H&E staining was used to observe the histological structure of subcutaneous tumors in mice. Tumors were excised and fixed overnight in 4% paraformaldehyde. Following fixation, the tissues were dehydrated, embedded in paraffin, and cut into 5-µm-thick sections for preservation. After deparaffinization and gradient hydration, the paraffin sections were stained with hematoxylin for 2 min, washed with PBS, and then stained with eosin for 1 min. The stained sections were dehydrated using a gradient of alcohol and preserved with neutral gum sealing. Images were captured under a light microscope for observation.

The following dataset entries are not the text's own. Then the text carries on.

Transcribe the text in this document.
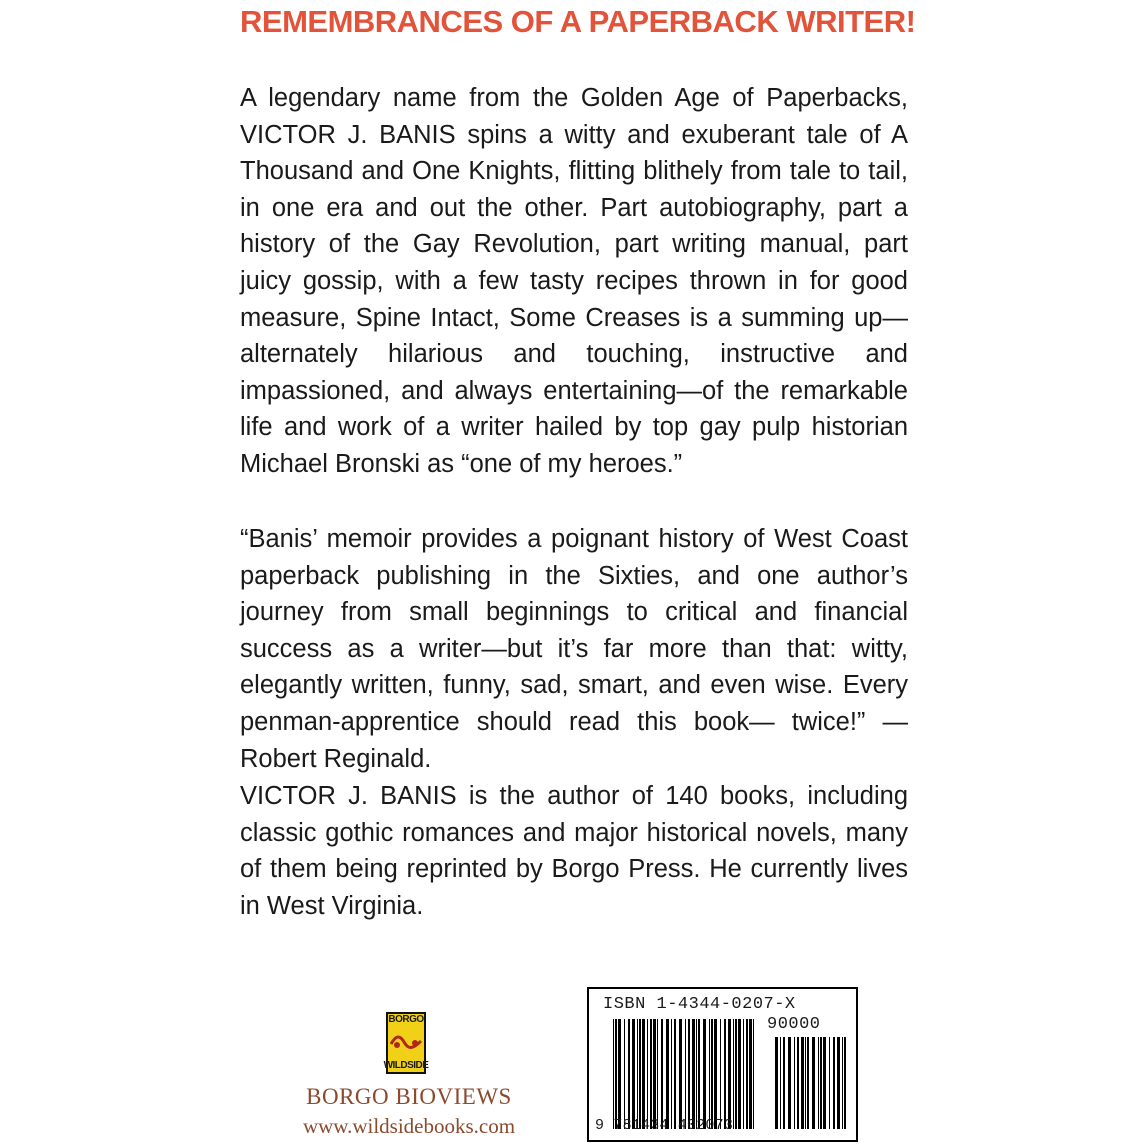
REMEMBRANCES OF A PAPERBACK WRITER!

A legendary name from the Golden Age of Paperbacks, VICTOR J. BANIS spins a witty and exuberant tale of A Thousand and One Knights, flitting blithely from tale to tail, in one era and out the other. Part autobiography, part a history of the Gay Revolution, part writing manual, part juicy gossip, with a few tasty recipes thrown in for good measure, Spine Intact, Some Creases is a summing up—alternately hilarious and touching, instructive and impassioned, and always entertaining—of the remarkable life and work of a writer hailed by top gay pulp historian Michael Bronski as “one of my heroes.”

“Banis’ memoir provides a poignant history of West Coast paperback publishing in the Sixties, and one author’s journey from small beginnings to critical and financial success as a writer—but it’s far more than that: witty, elegantly written, funny, sad, smart, and even wise. Every penman-apprentice should read this book— twice!” —Robert Reginald.

VICTOR J. BANIS is the author of 140 books, including classic gothic romances and major historical novels, many of them being reprinted by Borgo Press. He currently lives in West Virginia.

BORGO
WILDSIDE
BORGO BIOVIEWS
www.wildsidebooks.com
ISBN 1-4344-0207-X
90000
9 781434 402073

Immunohistochemistry (IHC)

IHC was used to evaluate Ki-67 expression in tumoral hepatic tissues with and without LINC00942 knockdown. Following paraffin embedding, 5-mm sections of tissue samples were prepared. The sections were first deparaffinized and rehydrated. For antigen retrieval, they were immersed in 10 mM citrate buffer (pH 6.0) and heated in a microwave oven for 10 min. Endogenous peroxidase activity was then inhibited using 3% hydrogen peroxide for 10 min. To block non-specific binding, the sections were treated with 10% normal goat serum for 30 min. Subsequently, the sections were incubated overnight at 4 °C with an anti-Ki-67 antibody (1:500, A20018, Abclonal, Wuhan, China). Following this, they were incubated with a secondary antibody, and Ki-67 expression in the tissues was evaluated via microscopy after diaminobenzidine and hematoxylin staining.

Statistical analysis

SPSS version 21.0, GraphPad Prism 9, and RStudio were used to conduct all statistical analyses. Statistical significance between the two groups was calculated with a two-sided Student’s t-test. Variances among multiple groups were analyzed by one-way ANOVA. A difference in methylation level was defined as the absolute value of the difference in methylation level between HCC tissues and ANTs greater than 10% and a P value less than 0.05. The correlations between methylation levels and methylation level of lncRNA genes were assessed by Pearson correlation analysis. Statistical significance was defined as a p value < 0.05.